The Novels and Short Stories of John Steinbeck - Limited Collector's Edition Matching 4-Volume Set.
Easton Press. Norwalk, CT. 1997. Limited Collector's Edition. A matching set that makes a monumental addition to the library of any serious collector. Bound in full genuine leather with elegant gold detailing. The "JS" series compilation; an attractive collection bound in rich blue and red leather with the "JS" on each spine. Each edition is illustrated with artworks. The Grapes of Wrath is illustrated with lithographs by Thomas Hart Benton.
This six volume collection from Easton Press includes:
- East of Eden
- The Winter of Discontent
- Cannery Row
- The Grapes of Wrath
These are the works that earned John Steinbeck the Nobel Prize for Literature, as well as the National Book Award and the Pulitzer Prize for fiction. The represented works tell a number of stories, including that of two traveling ranch workers trying to work up enough money to buy their own farm/ranch, as well as of a family of sharecroppers who were driven from their land due to the dust storms of the Dust Bowl.
East of Eden is a novel by Nobel Prize winner John Steinbeck, published in September 1952. Often described as Steinbeck's most ambitious novel, East of Eden brings to life the intricate details of two families, the Trasks and the Hamiltons, and their interwoven stories. The novel was originally addressed to Steinbeck's young sons, Thom and John (then 6½ and 4½ years old, respectively). Steinbeck wanted to describe the Salinas Valley for them in detail: the sights, sounds, smells, and colors.
The Hamilton family in the novel is said to be based on the real-life family of Samuel Hamilton, Steinbeck's maternal grandfather. A young John Steinbeck also appears briefly in the novel as a minor character.
According to his third and last wife, Elaine, Steinbeck considered it his magnum opus.
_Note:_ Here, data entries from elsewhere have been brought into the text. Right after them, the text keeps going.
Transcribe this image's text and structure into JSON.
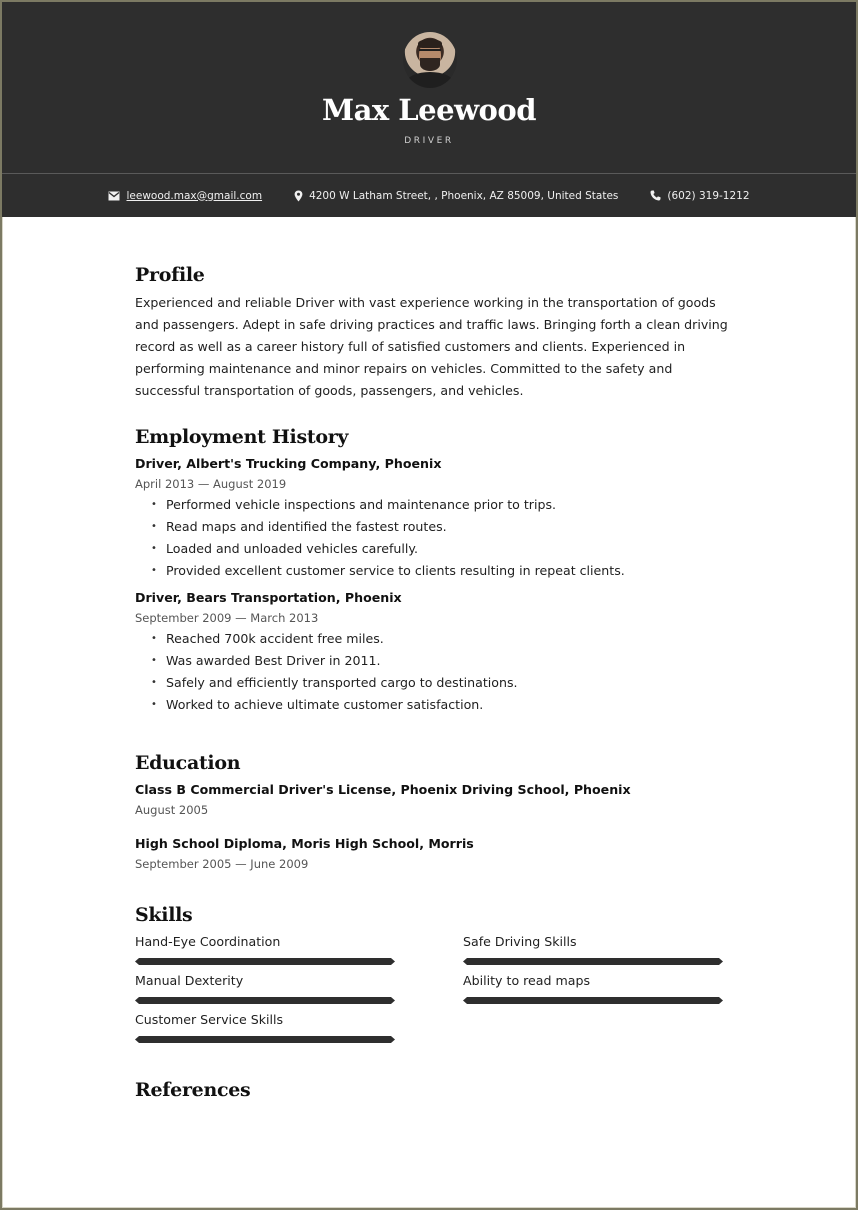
{
  "header": {
    "name": "Max Leewood",
    "title": "DRIVER",
    "avatar_icon": "profile-photo",
    "contact": {
      "email": "leewood.max@gmail.com",
      "email_icon": "envelope-icon",
      "address": "4200 W Latham Street, , Phoenix, AZ 85009, United States",
      "address_icon": "map-pin-icon",
      "phone": "(602) 319-1212",
      "phone_icon": "phone-icon"
    }
  },
  "colors": {
    "header_bg": "#2e2e2e",
    "accent": "#2e2e2e",
    "page_border": "#7c7a63"
  },
  "profile": {
    "heading": "Profile",
    "text": "Experienced and reliable Driver with vast experience working in the transportation of goods and passengers. Adept in safe driving practices and traffic laws. Bringing forth a clean driving record as well as a career history full of satisfied customers and clients. Experienced in performing maintenance and minor repairs on vehicles. Committed to the safety and successful transportation of goods, passengers, and vehicles."
  },
  "employment": {
    "heading": "Employment History",
    "jobs": [
      {
        "title": "Driver, Albert's Trucking Company, Phoenix",
        "dates": "April 2013 — August 2019",
        "bullets": [
          "Performed vehicle inspections and maintenance prior to trips.",
          "Read maps and identified the fastest routes.",
          "Loaded and unloaded vehicles carefully.",
          "Provided excellent customer service to clients resulting in repeat clients."
        ]
      },
      {
        "title": "Driver, Bears Transportation, Phoenix",
        "dates": "September 2009 — March 2013",
        "bullets": [
          "Reached 700k accident free miles.",
          "Was awarded Best Driver in 2011.",
          "Safely and efficiently transported cargo to destinations.",
          "Worked to achieve ultimate customer satisfaction."
        ]
      }
    ]
  },
  "education": {
    "heading": "Education",
    "items": [
      {
        "title": "Class B Commercial Driver's License, Phoenix Driving School, Phoenix",
        "dates": "August 2005"
      },
      {
        "title": "High School Diploma, Moris High School, Morris",
        "dates": "September 2005 — June 2009"
      }
    ]
  },
  "skills": {
    "heading": "Skills",
    "items": [
      {
        "label": "Hand-Eye Coordination",
        "level": 1.0
      },
      {
        "label": "Safe Driving Skills",
        "level": 1.0
      },
      {
        "label": "Manual Dexterity",
        "level": 1.0
      },
      {
        "label": "Ability to read maps",
        "level": 1.0
      },
      {
        "label": "Customer Service Skills",
        "level": 1.0
      }
    ]
  },
  "references": {
    "heading": "References"
  }
}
Steinbeck stated about East of Eden: "It has everything in it I have been able to learn about my craft or profession in all these years." He further claimed: "I think everything else I have written has been, in a sense, practice for this."
Cannery Row is a novel by American author John Steinbeck, published in 1945. It is set during the Great Depression in Monterey, California, on a street lined with sardine canneries that is known as Cannery Row. The story revolves around the people living there: Lee Chong, the local grocer; Doc, a marine biologist based on Steinbeck's friend Ed Ricketts; and Mack, the leader of a group of derelicts.
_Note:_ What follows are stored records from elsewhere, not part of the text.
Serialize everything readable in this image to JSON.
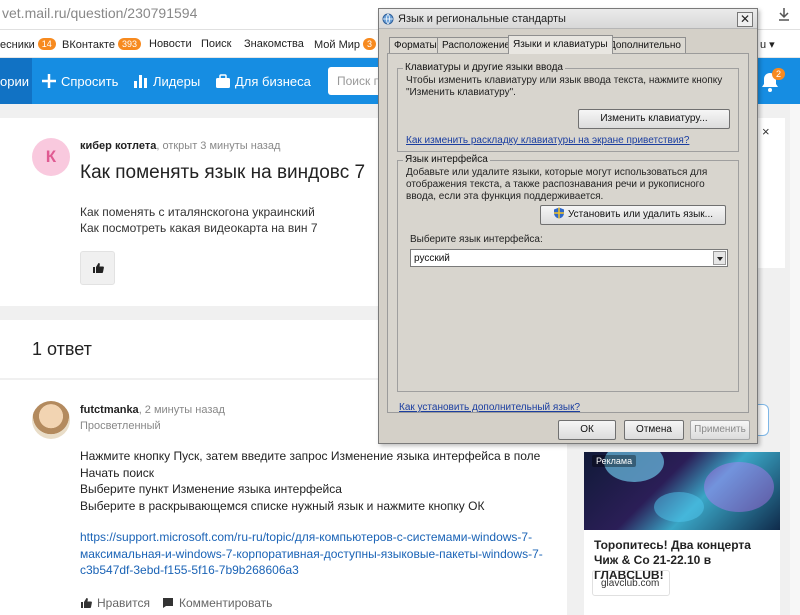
{
  "browser": {
    "address_domain": "vet.mail.ru",
    "address_path": "/question/230791594"
  },
  "linkbar": {
    "items": [
      {
        "label": "есники",
        "badge": "14"
      },
      {
        "label": "ВКонтакте",
        "badge": "393"
      },
      {
        "label": "Новости"
      },
      {
        "label": "Поиск"
      },
      {
        "label": "Знакомства"
      },
      {
        "label": "Мой Мир",
        "badge": "3"
      }
    ],
    "right_partial": "u"
  },
  "header": {
    "categories_partial": "ории",
    "ask_label": "Спросить",
    "leaders_label": "Лидеры",
    "business_label": "Для бизнеса",
    "search_placeholder": "Поиск по",
    "notifications_count": "2"
  },
  "question": {
    "avatar_letter": "К",
    "author": "кибер котлета",
    "meta": ", открыт 3 минуты назад",
    "title": "Как поменять язык на виндовс 7",
    "body_line1": "Как поменять с италянскогона украинский",
    "body_line2": "Как посмотреть какая видеокарта на вин 7"
  },
  "answers": {
    "count_label": "1 ответ",
    "items": [
      {
        "author": "futctmanka",
        "meta": ", 2 минуты назад",
        "rank": "Просветленный",
        "lines": [
          "Нажмите кнопку Пуск, затем введите запрос Изменение языка интерфейса в поле",
          "Начать поиск",
          "Выберите пункт Изменение языка интерфейса",
          "Выберите в раскрывающемся списке нужный язык и нажмите кнопку ОК"
        ],
        "link": "https://support.microsoft.com/ru-ru/topic/для-компьютеров-с-системами-windows-7-максимальная-и-windows-7-корпоративная-доступны-языковые-пакеты-windows-7-c3b547df-3ebd-f155-5f16-7b9b268606a3",
        "like_label": "Нравится",
        "comment_label": "Комментировать"
      }
    ]
  },
  "sidebar": {
    "close_glyph": "×",
    "ad": {
      "tag": "Реклама",
      "title": "Торопитесь! Два концерта Чиж & Co 21-22.10 в ГЛАВCLUB!",
      "button": "glavclub.com"
    }
  },
  "dialog": {
    "title": "Язык и региональные стандарты",
    "close_glyph": "✕",
    "tabs": [
      "Форматы",
      "Расположение",
      "Языки и клавиатуры",
      "Дополнительно"
    ],
    "active_tab": 2,
    "keyboards_group": {
      "label": "Клавиатуры и другие языки ввода",
      "text_line1": "Чтобы изменить клавиатуру или язык ввода текста, нажмите кнопку",
      "text_line2": "\"Изменить клавиатуру\".",
      "button": "Изменить клавиатуру...",
      "link": "Как изменить раскладку клавиатуры на экране приветствия?"
    },
    "interface_group": {
      "label": "Язык интерфейса",
      "text_line1": "Добавьте или удалите языки, которые могут использоваться для",
      "text_line2": "отображения текста, а также распознавания речи и рукописного",
      "text_line3": "ввода, если эта функция поддерживается.",
      "button": "Установить или удалить язык...",
      "select_label": "Выберите язык интерфейса:",
      "select_value": "русский"
    },
    "bottom_link": "Как установить дополнительный язык?",
    "ok": "ОК",
    "cancel": "Отмена",
    "apply": "Применить"
  }
}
The actual location Steinbeck was writing about, Ocean View Avenue in Monterey, was later renamed "Cannery Row" in honor of the book. A film version was released in 1982 and a stage version was produced in 1995.
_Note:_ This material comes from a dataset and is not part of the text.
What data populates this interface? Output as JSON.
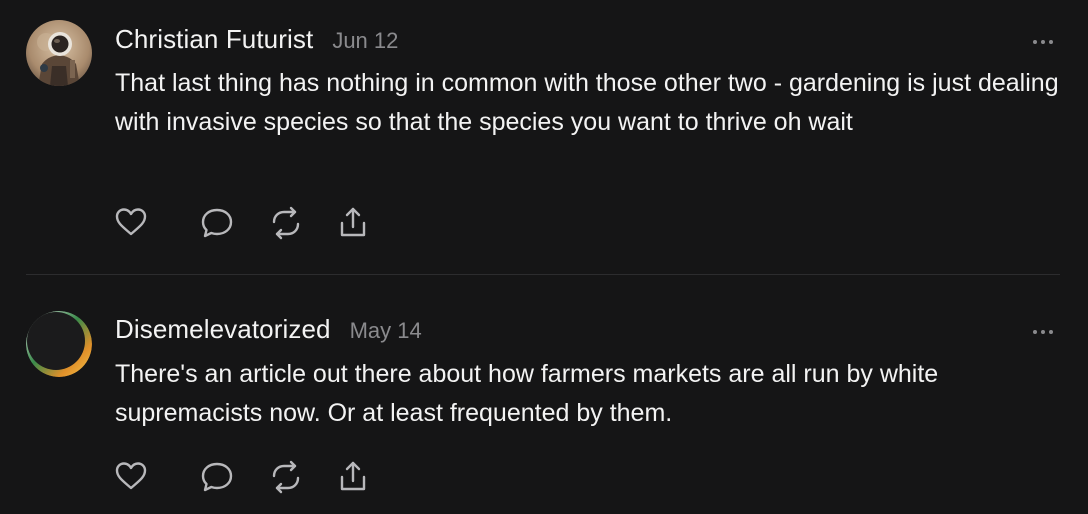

The Grapes of Wrath is an American realist novel written by John Steinbeck and published in 1939. The book won the National Book Award and Pulitzer Prize for fiction, and it was cited prominently when Steinbeck was awarded the Nobel Prize in 1962.
Set during the Great Depression, the novel focuses on the Joads, a poor family of tenant farmers driven from their Oklahoma home by drought, economic hardship, agricultural industry changes and bank foreclosures forcing tenant farmers out of work. Due to their nearly hopeless situation, and in part because they are trapped in the Dust Bowl, the Joads set out for California. Along with thousands of other "Okies", they seek jobs, land, dignity, and a future.
The Grapes of Wrath is frequently read in American high school and college literature classes due to its historical context and enduring legacy. A celebrated Hollywood film version, starring Henry Fonda and directed by John Ford, was made in 1940.